Funded by a Leverhulme Early Career Fellowship, this project will result in a monograph exploring the place and influence of Madeleine de Scudéry's prose romances in England during the seventeenth and eighteenth centuries. It is well know that these vast books, often over a thousand pages long, were both hugely popular and widely derided in early modern England, but the last full length study of their reception was published in 1931. Using both well-known printed material and new archival resources, this project will draw on recent developments in book history, historical formalism, translation studies, and cultural history to consider the impact of French romance on English society and literature. It will consider the ways writers and translators adopted and adapted both the thematic and formal conventions of these narratives across a range of genres including romance, life writing, literary criticism, drama, and the novel, and will consider the work of a range of writers, including those recently discovered, such as Hester Pulter and the very well-known, including John Dryden and Henry Fielding.

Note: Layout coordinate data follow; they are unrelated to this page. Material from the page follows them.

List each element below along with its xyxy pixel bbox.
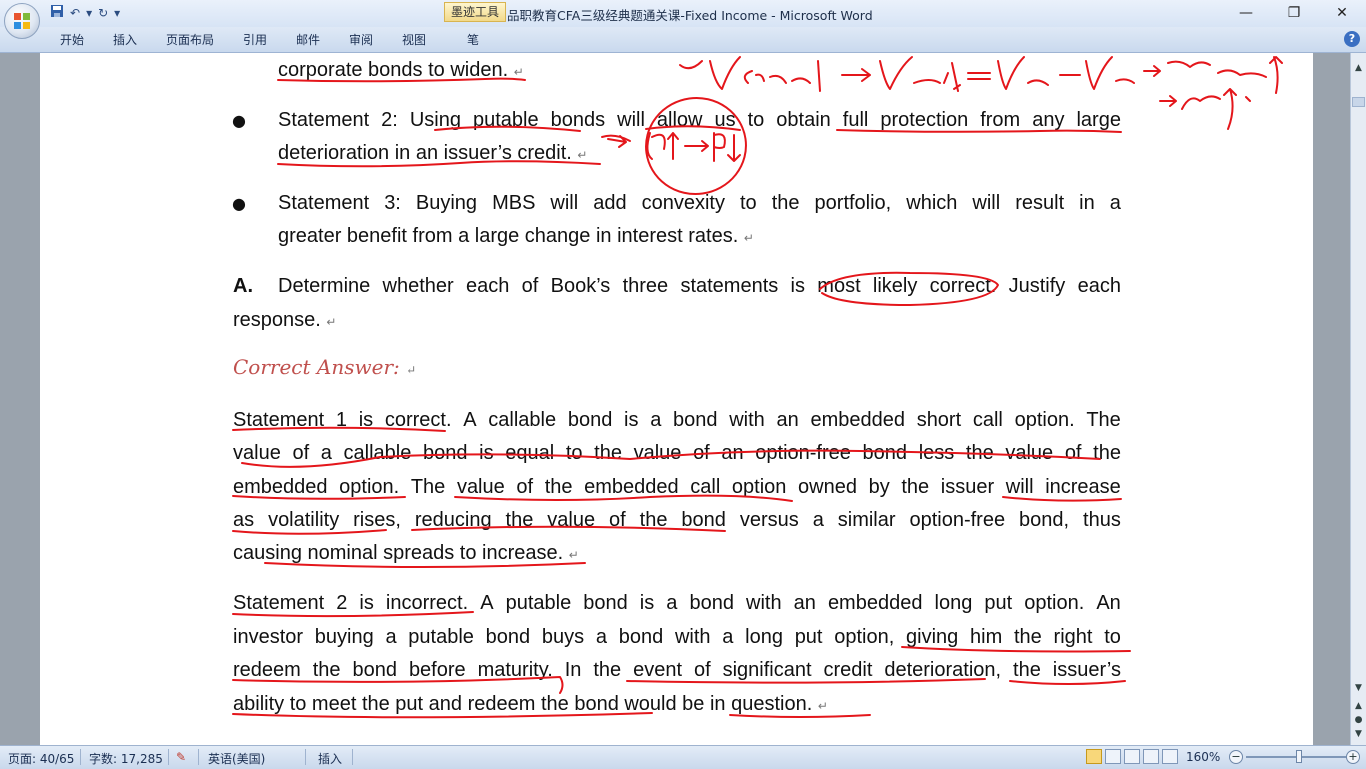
word-count[interactable]: 字数: 17,285 bbox=[89, 750, 163, 767]
divider bbox=[305, 749, 306, 765]
ink-underline bbox=[241, 449, 1101, 468]
language-indicator[interactable]: 英语(美国) bbox=[208, 750, 265, 767]
print-layout-view-icon[interactable] bbox=[1086, 749, 1102, 764]
ink-underline bbox=[232, 611, 474, 618]
minimize-button[interactable]: — bbox=[1222, 0, 1270, 26]
ink-underline bbox=[264, 562, 586, 568]
tab-insert[interactable]: 插入 bbox=[113, 31, 137, 48]
outline-view-icon[interactable] bbox=[1143, 749, 1159, 764]
draft-view-icon[interactable] bbox=[1162, 749, 1178, 764]
tab-references[interactable]: 引用 bbox=[243, 31, 267, 48]
insert-mode[interactable]: 插入 bbox=[318, 750, 342, 767]
divider bbox=[168, 749, 169, 765]
close-button[interactable]: ✕ bbox=[1318, 0, 1366, 26]
vertical-scrollbar[interactable]: ▲ ▼ ▲ ● ▼ bbox=[1350, 53, 1366, 745]
tab-home[interactable]: 开始 bbox=[60, 31, 84, 48]
ink-underline bbox=[411, 525, 726, 532]
ink-annotations bbox=[232, 56, 1283, 719]
ink-underline bbox=[645, 125, 741, 131]
view-buttons bbox=[1086, 749, 1178, 764]
page-count[interactable]: 页面: 40/65 bbox=[8, 750, 74, 767]
proofing-icon[interactable]: ✎ bbox=[176, 750, 186, 764]
scrollbar-thumb[interactable] bbox=[1352, 97, 1365, 107]
ink-underline bbox=[277, 160, 601, 168]
tab-page-layout[interactable]: 页面布局 bbox=[166, 31, 214, 48]
divider bbox=[352, 749, 353, 765]
ink-underline bbox=[232, 529, 387, 535]
web-layout-view-icon[interactable] bbox=[1124, 749, 1140, 764]
customize-qat-icon[interactable]: ▾ bbox=[114, 4, 120, 22]
ink-underline bbox=[836, 129, 1122, 133]
ink-underline bbox=[626, 678, 986, 684]
ink-underline bbox=[277, 77, 526, 83]
ink-underline bbox=[729, 714, 871, 718]
status-bar: 页面: 40/65 字数: 17,285 ✎ 英语(美国) 插入 160% − … bbox=[0, 745, 1366, 769]
ink-formula bbox=[1143, 56, 1283, 94]
ink-underline bbox=[1009, 680, 1126, 685]
ink-underline bbox=[901, 646, 1131, 653]
ink-underline bbox=[454, 494, 793, 502]
undo-icon[interactable]: ↶ bbox=[70, 4, 80, 22]
tab-mailings[interactable]: 邮件 bbox=[296, 31, 320, 48]
divider bbox=[198, 749, 199, 765]
office-logo-icon bbox=[14, 13, 30, 29]
zoom-in-icon[interactable]: + bbox=[1346, 750, 1360, 764]
tab-view[interactable]: 视图 bbox=[402, 31, 426, 48]
undo-dropdown-icon[interactable]: ▾ bbox=[86, 4, 92, 22]
scroll-up-icon[interactable]: ▲ bbox=[1351, 61, 1366, 75]
scroll-down-icon[interactable]: ▼ bbox=[1351, 681, 1366, 695]
ink-underline bbox=[1002, 496, 1122, 502]
window-title: 品职教育CFA三级经典题通关课-Fixed Income - Microsoft… bbox=[507, 8, 873, 23]
quick-access-toolbar: ↶ ▾ ↻ ▾ bbox=[50, 4, 120, 22]
restore-button[interactable]: ❐ bbox=[1270, 0, 1318, 26]
tab-review[interactable]: 审阅 bbox=[349, 31, 373, 48]
ink-underline bbox=[232, 676, 564, 694]
document-page[interactable]: corporate bonds to widen. ↵ ● Statement 2… bbox=[40, 53, 1313, 745]
zoom-slider-thumb[interactable] bbox=[1296, 750, 1302, 763]
ink-tools-contextual-tab[interactable]: 墨迹工具 bbox=[444, 2, 507, 22]
document-area: corporate bonds to widen. ↵ ● Statement 2… bbox=[0, 53, 1350, 745]
ink-underline bbox=[232, 495, 406, 500]
ink-circle bbox=[819, 271, 999, 306]
zoom-level[interactable]: 160% bbox=[1186, 750, 1220, 764]
divider bbox=[80, 749, 81, 765]
save-icon[interactable] bbox=[50, 4, 64, 23]
full-screen-reading-view-icon[interactable] bbox=[1105, 749, 1121, 764]
ink-underline bbox=[232, 712, 653, 719]
redo-icon[interactable]: ↻ bbox=[98, 4, 108, 22]
ink-formula bbox=[841, 56, 961, 92]
ink-note bbox=[646, 132, 741, 162]
next-page-icon[interactable]: ▼ bbox=[1351, 727, 1366, 741]
window-controls: — ❐ ✕ bbox=[1222, 0, 1366, 26]
tab-pen[interactable]: 笔 bbox=[467, 31, 479, 48]
ink-formula bbox=[1159, 88, 1251, 130]
help-icon[interactable]: ? bbox=[1344, 31, 1360, 47]
title-bar: ↶ ▾ ↻ ▾ 墨迹工具 品职教育CFA三级经典题通关课-Fixed Incom… bbox=[0, 0, 1366, 39]
ink-underline bbox=[434, 125, 581, 132]
previous-page-icon[interactable]: ▲ bbox=[1351, 699, 1366, 713]
ink-formula bbox=[967, 56, 1135, 90]
zoom-out-icon[interactable]: − bbox=[1229, 750, 1243, 764]
ink-underline bbox=[232, 426, 446, 432]
ribbon-tabs: 开始 插入 页面布局 引用 邮件 审阅 视图 笔 ? bbox=[0, 27, 1366, 53]
office-button[interactable] bbox=[4, 3, 40, 39]
select-browse-object-icon[interactable]: ● bbox=[1351, 713, 1366, 727]
ink-formula bbox=[679, 56, 821, 92]
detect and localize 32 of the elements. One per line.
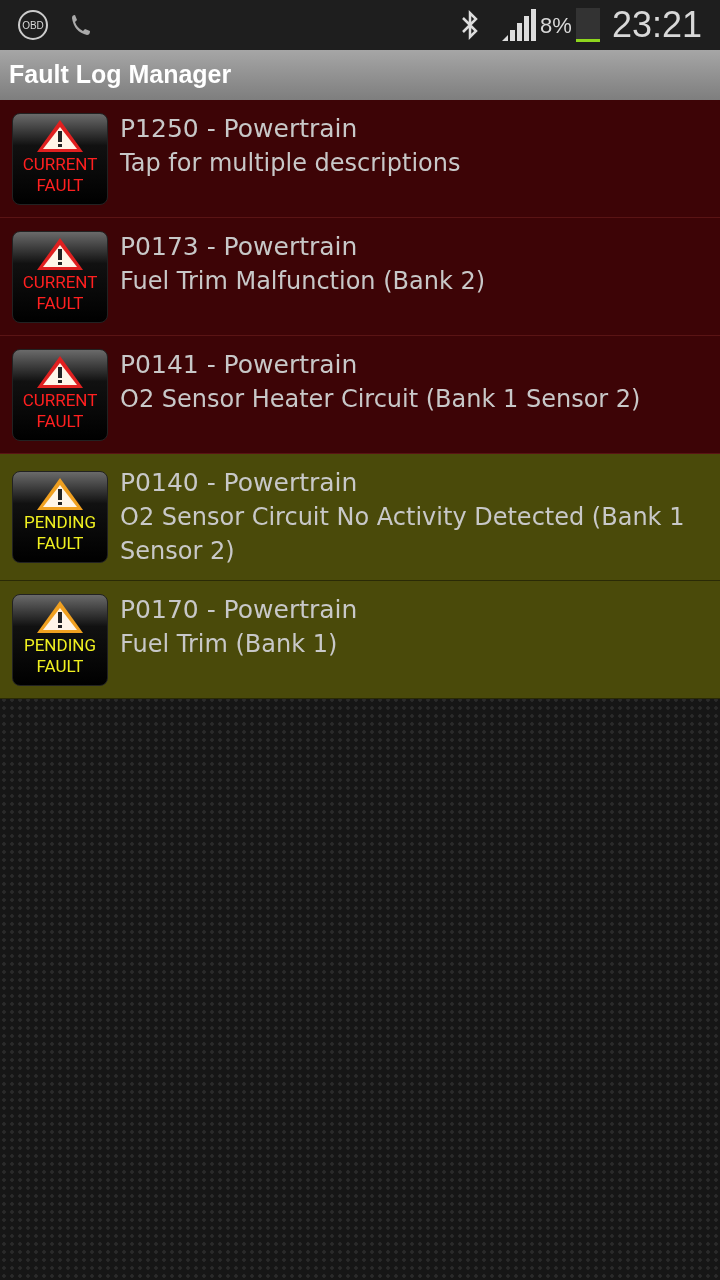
fault-description: Fuel Trim (Bank 1): [120, 629, 339, 660]
badge-label: FAULT: [36, 533, 84, 554]
fault-description: O2 Sensor Heater Circuit (Bank 1 Sensor 2): [120, 384, 641, 415]
fault-code: P0170 - Powertrain: [120, 594, 358, 626]
battery-icon: [575, 8, 600, 42]
badge-label: CURRENT: [22, 271, 98, 293]
fault-code: P0140 - Powertrain: [120, 467, 359, 499]
fault-description: Tap for multiple descriptions: [120, 148, 461, 179]
signal-icon: [502, 9, 537, 41]
fault-description: O2 Sensor Circuit No Activity Detected (Bank 1 Sensor 2): [120, 502, 686, 567]
fault-row[interactable]: CURRENT FAULT P0173 - Powertrain Fuel Trim Malfunction (Bank 2): [0, 218, 720, 336]
badge-label: FAULT: [36, 410, 84, 432]
badge-label: FAULT: [36, 174, 84, 196]
fault-row[interactable]: PENDING FAULT P0170 - Powertrain Fuel Trim (Bank 1): [0, 581, 720, 699]
badge-label: FAULT: [36, 655, 84, 677]
fault-row[interactable]: PENDING FAULT P0140 - Powertrain O2 Sensor Circuit No Activity Detected (Bank 1 Sensor 2): [0, 454, 720, 581]
badge-label: PENDING: [24, 512, 96, 533]
fault-row[interactable]: CURRENT FAULT P1250 - Powertrain Tap for multiple descriptions: [0, 100, 720, 218]
fault-description: Fuel Trim Malfunction (Bank 2): [120, 266, 486, 297]
warning-icon: [35, 476, 85, 512]
battery-percent: 8%: [540, 11, 572, 40]
fault-code: P0173 - Powertrain: [120, 231, 359, 263]
fault-code: P1250 - Powertrain: [120, 113, 359, 145]
badge-label: FAULT: [36, 292, 84, 314]
badge-label: CURRENT: [22, 389, 98, 411]
fault-code: P0141 - Powertrain: [120, 349, 359, 381]
window-title: Fault Log Manager: [9, 59, 232, 91]
app-icon: OBD: [18, 10, 48, 40]
clock: 23:21: [611, 3, 702, 47]
badge-label: CURRENT: [22, 153, 98, 175]
fault-row[interactable]: CURRENT FAULT P0141 - Powertrain O2 Sensor Heater Circuit (Bank 1 Sensor 2): [0, 336, 720, 454]
badge-label: PENDING: [24, 634, 96, 656]
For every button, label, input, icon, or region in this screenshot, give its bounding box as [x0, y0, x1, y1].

While French romance played a vital role in the development of prose fiction in England it also gave rise to modes of behaviour, including ways of speaking and of interacting in social situations, imitating those they portrayed. A key part of this project will be a consideration of the interaction between political and social circumstances of early modern England and the romance narratives it generated and absorbed.
Other outcomes from the project will be a conference dedicated to ‘romance transformations' in early modern England (2014) and a digital edition of Scudéry's Ibrahim (1652).